While some apparent circuit splits—like the difference in approach regarding observability—are perhaps more illusory than concrete, it is nevertheless the case that the in-flux status of the de minimis doctrine is resulting in an inconsistent application of copyright law across the circuits. The framework proposed by this note attempts to alleviate the confusion regarding the proper scope of the de minimis doctrine, while providing concrete prongs for its application.
Overall, a broad understanding of the de minimis doctrine has a proper role in copyright law as a defense against infringement, in accordance with copyright law’s central balancing act of encouraging creation without crossing a line into draconian over-restriction. A proper de minimis framework is not a mere technicality. It should affirmatively guard the gates of copyright law, ensuring that lawsuits go forward only if the copying at issue has improperly harmed what copyright law is meant to protect: the incentive structures that foster artistic creation. Principles of observability and trivial use are welcome judicial tools to filter out cases that do not surmount this bar.
While the de minimis doctrine should be applied broadly, it should also be applied rarely. De minimis should not be an easy workaround to a comparatively more difficult fair use inquiry. Both doctrines have unique roles within copyright law, serving different functions at different stages of analysis. Moreover, the de minimis doctrine should not turn establishing actionable copying into an onerous affair. Instead, de minimis should be used to dispose of the uncommonly raised “[q]uestions that never need to be answered,”125 which nevertheless sometimes find their way into courtroom doors.

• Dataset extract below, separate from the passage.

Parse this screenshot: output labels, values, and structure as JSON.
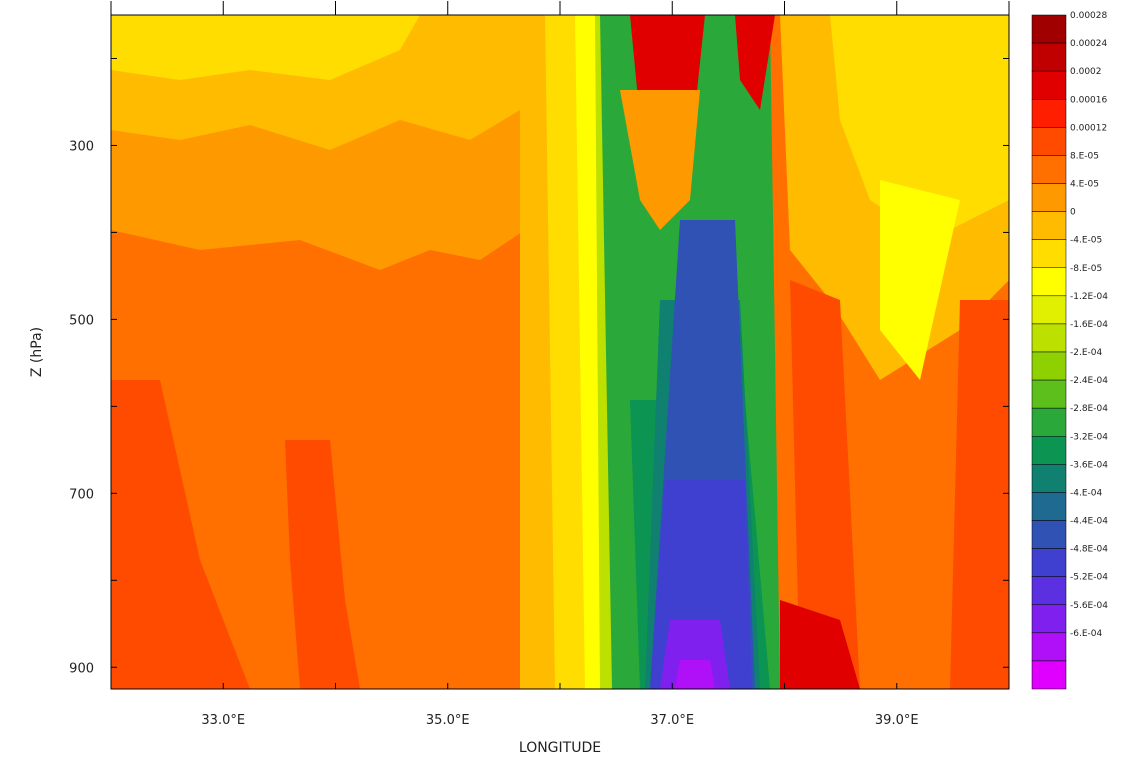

Unfortunately, the only ways to definitively harmonize the interrelated concepts of substantial similarity, legal copying, and de minimis use across the circuits are (a) for Congress to amend the Copyright Act, or (b) for the Supreme Court to rule on the correct application of copyright law. Neither possibility seems especially likely. Courts should therefore take it upon themselves to expand their understanding of the de minimis doctrine in copyright law to properly account for the its full scale and scope. In the meantime, it is useful to clarify the doctrine by understanding exactly where and how its fault lines manifest, so that plaintiffs in different circuits are aware of their obligations and defendants are aware of the protections afforded to them.